STEP 1 - Social Motivation
Change is driven by human forces. As we progress through the "hierarchy of needs," we generate new ideas to sustain our progress. We apply these ideas to techno-innovation. Today, as the 4th Wave spreads globally, innovations spread like lightning, again changing needs and aspirations. Any society that fails to innovate will stay stuck in the old wave, often missing several long wave cycles.
STEP 2 - Techno-Innovation
New ideas spur research, pushing back the frontiers of science, and spawning still more future trends in technology. The more efficient and productive the new technology, the greater its economic and social benefit. The greatest techno-change in world history is the Internet Revolution, or what I call the Webolution, which is a huge wealth-creation phenomenon.

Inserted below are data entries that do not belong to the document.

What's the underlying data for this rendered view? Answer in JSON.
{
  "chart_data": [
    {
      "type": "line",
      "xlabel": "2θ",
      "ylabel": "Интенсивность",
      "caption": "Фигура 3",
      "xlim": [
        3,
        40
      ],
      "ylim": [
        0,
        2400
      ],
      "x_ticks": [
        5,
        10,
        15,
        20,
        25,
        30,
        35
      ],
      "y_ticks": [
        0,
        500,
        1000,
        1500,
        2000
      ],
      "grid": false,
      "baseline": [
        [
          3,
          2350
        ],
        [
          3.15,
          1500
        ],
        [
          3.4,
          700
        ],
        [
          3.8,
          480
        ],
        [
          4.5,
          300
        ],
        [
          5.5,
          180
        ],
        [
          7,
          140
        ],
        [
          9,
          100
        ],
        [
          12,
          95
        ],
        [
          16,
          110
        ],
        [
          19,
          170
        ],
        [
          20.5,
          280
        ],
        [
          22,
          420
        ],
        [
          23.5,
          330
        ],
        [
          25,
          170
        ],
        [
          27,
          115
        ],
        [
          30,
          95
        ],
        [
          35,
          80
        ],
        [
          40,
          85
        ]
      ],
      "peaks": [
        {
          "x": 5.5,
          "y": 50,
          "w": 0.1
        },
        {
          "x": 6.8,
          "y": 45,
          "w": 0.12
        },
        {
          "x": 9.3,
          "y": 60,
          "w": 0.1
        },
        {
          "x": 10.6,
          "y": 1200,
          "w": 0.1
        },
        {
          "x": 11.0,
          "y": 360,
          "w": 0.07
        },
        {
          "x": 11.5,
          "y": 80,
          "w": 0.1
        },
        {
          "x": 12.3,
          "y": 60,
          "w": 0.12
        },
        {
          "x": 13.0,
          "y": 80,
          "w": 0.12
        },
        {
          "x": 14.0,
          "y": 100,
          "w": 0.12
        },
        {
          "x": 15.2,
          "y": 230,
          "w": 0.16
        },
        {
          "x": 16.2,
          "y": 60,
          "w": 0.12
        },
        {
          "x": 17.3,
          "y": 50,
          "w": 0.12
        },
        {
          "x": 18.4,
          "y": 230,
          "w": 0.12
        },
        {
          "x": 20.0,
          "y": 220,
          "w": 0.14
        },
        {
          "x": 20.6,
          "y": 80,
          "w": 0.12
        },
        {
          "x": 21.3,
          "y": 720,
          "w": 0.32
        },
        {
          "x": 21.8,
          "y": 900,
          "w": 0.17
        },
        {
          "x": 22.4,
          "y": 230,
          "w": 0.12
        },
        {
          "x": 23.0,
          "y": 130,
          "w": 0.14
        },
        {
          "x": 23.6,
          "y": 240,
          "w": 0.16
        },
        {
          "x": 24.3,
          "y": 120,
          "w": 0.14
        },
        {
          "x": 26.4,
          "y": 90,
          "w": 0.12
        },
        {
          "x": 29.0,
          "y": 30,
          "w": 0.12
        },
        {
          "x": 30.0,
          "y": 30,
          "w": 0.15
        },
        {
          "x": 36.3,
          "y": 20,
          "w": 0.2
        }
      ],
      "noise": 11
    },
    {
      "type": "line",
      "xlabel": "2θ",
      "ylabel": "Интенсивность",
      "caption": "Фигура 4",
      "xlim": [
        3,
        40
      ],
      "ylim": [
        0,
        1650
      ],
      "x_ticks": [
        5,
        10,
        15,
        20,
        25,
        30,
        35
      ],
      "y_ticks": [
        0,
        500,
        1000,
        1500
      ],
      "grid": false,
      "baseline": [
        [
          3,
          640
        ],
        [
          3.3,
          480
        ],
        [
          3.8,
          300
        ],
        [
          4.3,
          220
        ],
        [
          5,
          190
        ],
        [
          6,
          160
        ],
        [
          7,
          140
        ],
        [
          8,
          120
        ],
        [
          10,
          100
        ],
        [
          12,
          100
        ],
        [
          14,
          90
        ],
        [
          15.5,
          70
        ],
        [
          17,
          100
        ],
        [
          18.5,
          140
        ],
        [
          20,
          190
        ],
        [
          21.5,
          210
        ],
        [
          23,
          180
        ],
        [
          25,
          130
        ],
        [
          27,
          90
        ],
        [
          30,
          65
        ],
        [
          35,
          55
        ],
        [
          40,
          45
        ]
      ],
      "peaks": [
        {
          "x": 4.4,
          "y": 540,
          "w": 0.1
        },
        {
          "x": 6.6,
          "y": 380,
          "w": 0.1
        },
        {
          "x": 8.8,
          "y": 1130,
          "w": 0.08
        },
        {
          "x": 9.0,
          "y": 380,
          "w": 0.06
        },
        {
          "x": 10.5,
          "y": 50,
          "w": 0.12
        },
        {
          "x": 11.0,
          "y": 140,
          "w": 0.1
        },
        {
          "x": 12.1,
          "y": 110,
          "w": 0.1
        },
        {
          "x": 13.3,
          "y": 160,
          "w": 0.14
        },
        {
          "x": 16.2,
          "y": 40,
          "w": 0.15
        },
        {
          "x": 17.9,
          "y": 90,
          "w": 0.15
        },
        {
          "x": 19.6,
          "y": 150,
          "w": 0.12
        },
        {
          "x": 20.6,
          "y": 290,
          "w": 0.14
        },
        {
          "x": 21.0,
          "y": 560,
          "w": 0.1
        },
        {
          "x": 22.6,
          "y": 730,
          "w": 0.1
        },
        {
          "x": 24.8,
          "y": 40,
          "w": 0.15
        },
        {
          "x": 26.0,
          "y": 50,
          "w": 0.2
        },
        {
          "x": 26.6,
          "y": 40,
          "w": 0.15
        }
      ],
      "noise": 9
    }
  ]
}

STEP 3 - Eco-Modernization
The third step, therefore, is the effective management of technology to restructure and modernize the economy - to orchestrate the production of worldwide wealth. The Webolution is creating massive productivity gains, which always lead to real increases in wealth.
STEP 4 - Political Reform
Finally, to ensure that people benefit from this new wave of modernization, the entire 4-STEP cycle must be elevated to a higher level, so that people are incentivized to start the process all over again. To allow this, political systems inevitably will reform - preferably by consensus, but by upheaval if necessary. Otherwise, corrupt regimes and despots garner all the gains. Bureaucracy and entrenched power bases arise. Thus disenfranchised and disenchanted, people lose all incentive to innovate. Eventually, however, trends will overwhelm the system's resistance to change. It will reform or be overthrown.
In sum, the world is in constant transition, climbing 6 waves of modernization and crossing the 4-STEP cycle of change. This occurs in varying degrees and speeds, over different timeframes.
The task of the futurist is to identify, track, and forecast the next future, identifying threats and opportunities. Anyone who can "see" and "map" their future in this way, and takes the necessary steps to change, will grow and succeed in every way. Those who fail to "see" their future will simply end up in the wrong place.